13. The trustees may withdraw or modify or determine any allowance when, in their opinion, the circumstances or conduct of the recipient shall justify them in so doing.
14. An allowance as aforesaid is to be regarded as strictly personal and cannot be assigned, charged, or alienated in any way, and any attempt to assign, charge, or alienate shall determine the allowance, but without prejudice to the trustees’ discretion to continue the same if they think fit after an interval or otherwise.
15. In fixing the amount of each allowance and in making any modification therein, the trustees may exercise their discretion with reference to all the circumstances; but, without prejudice to such discretion, it is declared that the following is the retiring allowance which, it is contemplated, will be payable, that is to say:
(a) until such time as the fund shall have reached the sum of Rs. ………… the retiring allowance per month after 20 years’ service shall be one-third of the person’s average monthly earnings for the last three years of his employment, but so that such allowance shall not exceed Rs. 500 per month.
(b) after the fund shall have reached the sum of Rs. …………… and upwards, the retiring allowance per month after 20 years’ service shall be one-half of the person’s average monthly earnings for the last three years of his employment, but so that such allowance shall not exceed Rs. 600 per month.
16. Any employee, who shall be dismissed, or shall retire from the service of the company in consequence of misconduct, shall be disqualified from receiving any allowance hereunder.
17. The trustees may grant such temporary or other allowance to widows and other dependants of employees who may die in the service of the company, or shortly after leaving the service of the company, as in their absolute discretion they may think proper.
18. The trustees may meet together for the despatch of business, adjourn, and otherwise regulate their meetings as they think fit, and may determine the quorum necessary for the transaction of business. Until otherwise determined, three trustees shall form a quorum. A trustee may at any time convene a meeting of the trustees to be held at the office of the company. Questions arising at any meeting shall be decided by a majority of votes, and in case of an equality of votes the Chairman shall have a second or casting vote.

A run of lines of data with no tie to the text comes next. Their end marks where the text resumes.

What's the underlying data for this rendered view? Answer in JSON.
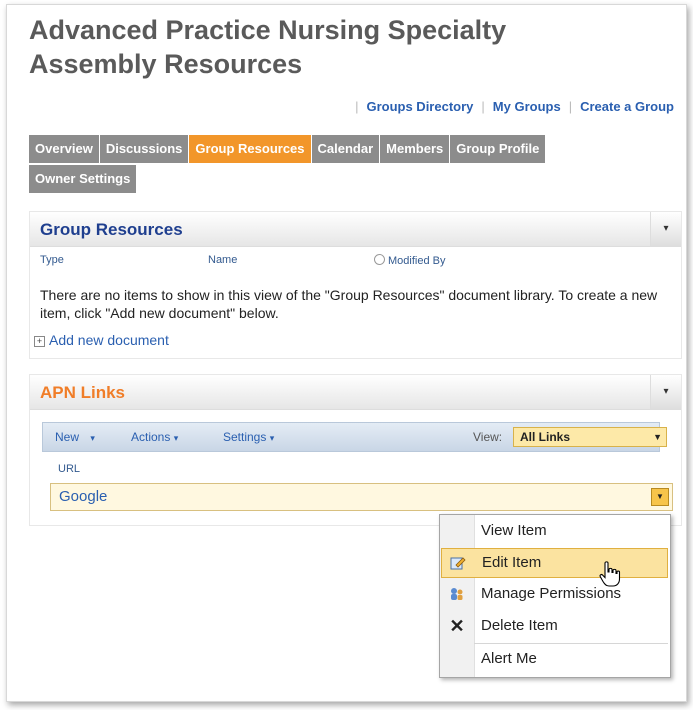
{
  "page": {
    "title": "Advanced Practice Nursing Specialty Assembly Resources"
  },
  "top_links": [
    "Groups Directory",
    "My Groups",
    "Create a Group"
  ],
  "tabs": [
    {
      "label": "Overview",
      "active": false
    },
    {
      "label": "Discussions",
      "active": false
    },
    {
      "label": "Group Resources",
      "active": true
    },
    {
      "label": "Calendar",
      "active": false
    },
    {
      "label": "Members",
      "active": false
    },
    {
      "label": "Group Profile",
      "active": false
    },
    {
      "label": "Owner Settings",
      "active": false
    }
  ],
  "group_resources": {
    "title": "Group Resources",
    "col_type": "Type",
    "col_name": "Name",
    "col_modified": "Modified By",
    "empty_message": "There are no items to show in this view of the \"Group Resources\" document library. To create a new item, click \"Add new document\" below.",
    "add_new": "Add new document",
    "menu_arrow": "▾"
  },
  "apn_links": {
    "title": "APN Links",
    "toolbar": {
      "new": "New",
      "actions": "Actions",
      "settings": "Settings",
      "view_label": "View:",
      "view_value": "All Links"
    },
    "col_url": "URL",
    "rows": [
      {
        "url": "Google"
      }
    ],
    "menu_arrow": "▾"
  },
  "context_menu": {
    "items": [
      {
        "label": "View Item",
        "icon": "none"
      },
      {
        "label": "Edit Item",
        "icon": "edit-icon",
        "highlighted": true
      },
      {
        "label": "Manage Permissions",
        "icon": "permissions-icon"
      },
      {
        "label": "Delete Item",
        "icon": "delete-icon"
      },
      {
        "label": "Alert Me",
        "icon": "none"
      }
    ]
  },
  "colors": {
    "tab_active": "#f2962a",
    "tab_inactive": "#8c8c8c",
    "title_blue": "#1f3f8f",
    "apn_orange": "#f07d28",
    "link_blue": "#2a5fb0",
    "menu_highlight": "#fbe3a0"
  }
}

19. A meeting of the trustees for the time being at which a quorum is present shall be competent to exercise all or any of the authorities, powers, and discretions by these presents vested in the trustees generally.
20. The trustees shall cause proper minutes to be kept and entered in a book provided for the purpose, of all their resolutions and proceedings, and any such minutes of any meeting of the trustees, if purporting to be signed by the Chairman of such meeting, or by the Chairman of the next succeeding meeting, shall be receivable as prima facie evidence of the matters stated in such minutes.

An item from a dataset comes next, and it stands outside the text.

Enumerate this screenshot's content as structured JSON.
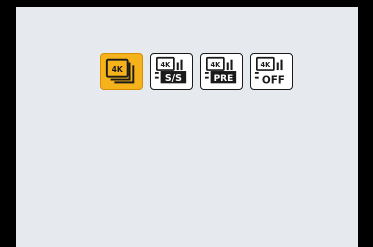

21. A register shall be kept by the trustees in which shall be entered the names and addresses of the persons for the time being, and from time to time, who are in receipt of allowances hereunder, and of the trustees for the time being hereof.
22. For the purposes hereof any notice to any trustee, or to any person in receipt of any allowance hereunder, may be given by sending the same through the post, in a letter addressed to him at his registered place of address, and any notice so sent shall be deemed to be served on the day following that on which it is posted.
23. The company may from time to time, by instrument in writing under its common seal, with the assent in writing of the trustees, alter all or any of the regulations contained in these presents for the time being relating to the fund hereby constituted, and make new regulations to the exclusion of, or in addition to, all or any of the regulations for the time being relating to such fund; and the regulations so made and for the time being in force shall be deemed to be regulations, in relation to the fund, of the same validity as if they had been originally contained in these presents, and shall be subject in like manner to be altered or modified by any subsequent instrument in writing as aforesaid. For the purposes hereof, all the provisions herein contained shall be deemed to be regulations in relation to the fund.
24. The trustees, in the exercise of the authorities and discretions hereby vested in them, shall have an absolute and uncontrolled discretion, and may exercise the same from time to time, and at any time.
25. The trustees shall respectively be indemnified against all liabilities incurred by them in the execution of the trusts hereof, and shall have a lien on the fund for such indemnity.
26. The trustees of the fund shall always include two of the directors of the company, the secretary of the company, and one other person to be appointed by the majority for the time being of the committee of the sick fund which has been established in relation to the company. The said M and N are two of the present directors, the said S is the secretary, and the said T has been nominated by the committee of the sick fund.
27. The statutory power of appointing new trustees in the place of any trustee appointed in respect of his being the managing director or director or secretary of the company shall be vested in the company, and the statutory power of appointing a new trustee in the place of any trustee nominated by the committee of the sick fund shall be vested in the majority of the committee of the sick fund.
28. Any trustee, who having been appointed as the managing director or a director or secretary of the company, vacates office as such, shall be deemed thereupon to desire to be discharged from the trusts hereof for the purposes of the exercise of the statutory power of appointing new trustees.
29. If the company shall at any time give to the trustees notice in writing stating that the company does not intend to make any further contributions to the fund, or an order shall be made or an effective resolution shall be passed for the winding-up of the company, the fund shall be realised and shall be distributed amongst the employees of the company in such proportions as shall be determined to be just and equitable by an arbitrator to be appointed as hereinafter provided, and accordingly such person shall forthwith be appointed an arbitrator as the company and the trustees hereof shall unanimously appoint, and if such appointment is not made within three months after such order or an effective resolution is made or passed, then the majority of the trustees hereof may request the President for the time being of the Incorporated Law Society of Calcutta to appoint such arbitrator, and such President shall have authority to appoint him accordingly.
30. The determination of the arbitrator appointed under the foregoing clause shall be absolute and final, and all the costs, charges and expenses of and incidental to the realisation and distribution of the fund, including the remuneration of the arbitrator, shall be payable out of the fund.
In witness, etc.
The Schedule above referred to
(Particulars of Investments)
Signed, sealed and delivered by Sd. for X Co. Ltd.